Baumbach souhaite toute de même y croire et se saisit de la complexité du récit pour en faire un terrain de jeu, entre la farce et la satire. Les réflexes de l’humanité sont toujours aussi maladroits aujourd’hui que dans le portrait que l’on établit des eighties. Il part donc au fin fond du midwest de cette époque transitoire, où l’étude hitlérienne triomphe, tout comme l’explosion des médias, ainsi que le mode de consommation des habitants. Que l’on soit d’une classe aisée ou non, le cadre se penche sur le modèle idéalisé d’une famille recomposée. Jack (Adam Driver) et Babette (Greta Gerwig) dérivent ensemble, avec leurs enfants respectifs, dans un quotidien fait de commérages et autres spéculations. Leurs bavardages viendront alors nourrir l’appétit de l’intrigue, afin de changer de ton et de renouveler les enjeux, qui sillonnent ce labyrinthe mental.
Les genres défilent, en passant par une ambiance horrifique et anxiogène, pour ne pas entièrement confiner le spectateur dans une zone de confort. C’est pourquoi, les personnages se dévoilent continuellement à travers les mots ou des gestes qui les définissent. De vilains esprits viennent tromper le sommeil, tandis que d’autres substances viendront lentement détruire les êtres de l’intérieur. Ce collègue, ce voisin ou cette connaissance hasardeuse, ce sont tous ces éléments réunit dans la même tambouille et dans la même galère que l’on parvient à discerner le vrai du faux. À ce jeu, « White Noise » ne manque pas de divertir les plus curieux. Pour les autres, le menu pourrait les écœurer. Le constat affole, mais rien ne presse, il y a tout le temps qu’il faut pour en digérer les aspects barrés ou de s’emparer du bon médicament pour en diluer les conséquences.
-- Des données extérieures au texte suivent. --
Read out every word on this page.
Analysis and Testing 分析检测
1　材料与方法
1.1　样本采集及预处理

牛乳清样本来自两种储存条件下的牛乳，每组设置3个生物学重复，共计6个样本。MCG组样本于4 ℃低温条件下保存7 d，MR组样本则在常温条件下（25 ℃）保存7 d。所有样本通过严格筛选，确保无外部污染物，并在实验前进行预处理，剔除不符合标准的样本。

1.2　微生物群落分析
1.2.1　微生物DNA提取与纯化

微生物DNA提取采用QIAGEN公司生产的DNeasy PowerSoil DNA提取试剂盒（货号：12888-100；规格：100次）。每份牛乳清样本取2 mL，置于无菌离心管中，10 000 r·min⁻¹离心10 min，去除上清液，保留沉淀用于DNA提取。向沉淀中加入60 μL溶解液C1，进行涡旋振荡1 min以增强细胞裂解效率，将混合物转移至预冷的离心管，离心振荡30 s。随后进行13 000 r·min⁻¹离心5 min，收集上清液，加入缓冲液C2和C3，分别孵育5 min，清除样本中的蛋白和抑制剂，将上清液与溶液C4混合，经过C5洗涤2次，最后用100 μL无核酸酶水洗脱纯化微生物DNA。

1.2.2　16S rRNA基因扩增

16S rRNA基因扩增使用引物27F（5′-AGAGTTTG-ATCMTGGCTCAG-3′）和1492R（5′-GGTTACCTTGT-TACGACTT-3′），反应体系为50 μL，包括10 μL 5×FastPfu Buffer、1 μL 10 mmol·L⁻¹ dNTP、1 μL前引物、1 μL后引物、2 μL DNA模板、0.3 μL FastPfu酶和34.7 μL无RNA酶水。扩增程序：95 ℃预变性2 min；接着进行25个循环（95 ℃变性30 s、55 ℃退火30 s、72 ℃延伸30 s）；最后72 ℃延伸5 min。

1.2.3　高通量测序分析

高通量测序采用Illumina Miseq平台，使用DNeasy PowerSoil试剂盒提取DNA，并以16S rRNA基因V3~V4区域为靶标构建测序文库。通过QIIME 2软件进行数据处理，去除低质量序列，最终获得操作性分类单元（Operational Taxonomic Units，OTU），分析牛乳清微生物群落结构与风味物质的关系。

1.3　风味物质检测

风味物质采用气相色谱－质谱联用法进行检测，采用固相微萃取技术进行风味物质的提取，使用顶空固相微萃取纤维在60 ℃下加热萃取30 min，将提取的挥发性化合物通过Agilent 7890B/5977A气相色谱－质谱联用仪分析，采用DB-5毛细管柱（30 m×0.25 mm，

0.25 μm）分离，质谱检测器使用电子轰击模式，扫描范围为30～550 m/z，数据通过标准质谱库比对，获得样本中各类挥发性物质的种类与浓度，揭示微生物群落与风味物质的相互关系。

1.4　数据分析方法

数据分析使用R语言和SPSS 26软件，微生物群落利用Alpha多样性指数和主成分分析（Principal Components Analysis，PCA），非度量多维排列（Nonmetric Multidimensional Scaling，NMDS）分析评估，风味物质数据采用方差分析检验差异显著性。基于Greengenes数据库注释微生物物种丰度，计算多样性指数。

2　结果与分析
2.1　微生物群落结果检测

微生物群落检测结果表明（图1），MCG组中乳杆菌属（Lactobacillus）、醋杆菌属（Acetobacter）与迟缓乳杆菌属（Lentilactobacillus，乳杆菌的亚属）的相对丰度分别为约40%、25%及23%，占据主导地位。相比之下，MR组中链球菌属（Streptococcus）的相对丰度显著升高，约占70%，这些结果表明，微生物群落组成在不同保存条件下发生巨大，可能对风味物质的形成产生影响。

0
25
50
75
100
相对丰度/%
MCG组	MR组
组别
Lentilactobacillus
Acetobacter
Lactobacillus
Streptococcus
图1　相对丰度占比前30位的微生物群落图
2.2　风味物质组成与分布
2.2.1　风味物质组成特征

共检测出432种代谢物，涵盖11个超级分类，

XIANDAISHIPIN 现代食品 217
L’intranquillité de la famille ne trouvera donc pas de sitôt une issue, car l’ombre d’une menace cataclysmique plane au-dessus de leur tête. On en profitera pour en étudier les coutures d’une société schizophrénique et dans une incertitude permanente. La mortalité du couple trouve une parade en l’anticipant psychologiquement, tout comme cette paranoïa qui saisit le père de famille au cou et qui l’oblige à inviter les ténèbres dans sa vision colorée et rationalisée du quotidien, sans avenir et inévitablement sans espoir. Et ce sera dans les derniers instants anarchiques que l’on achèvera cette croyance et ce cynisme, que le film emploie dans une lourdeur embarrassante.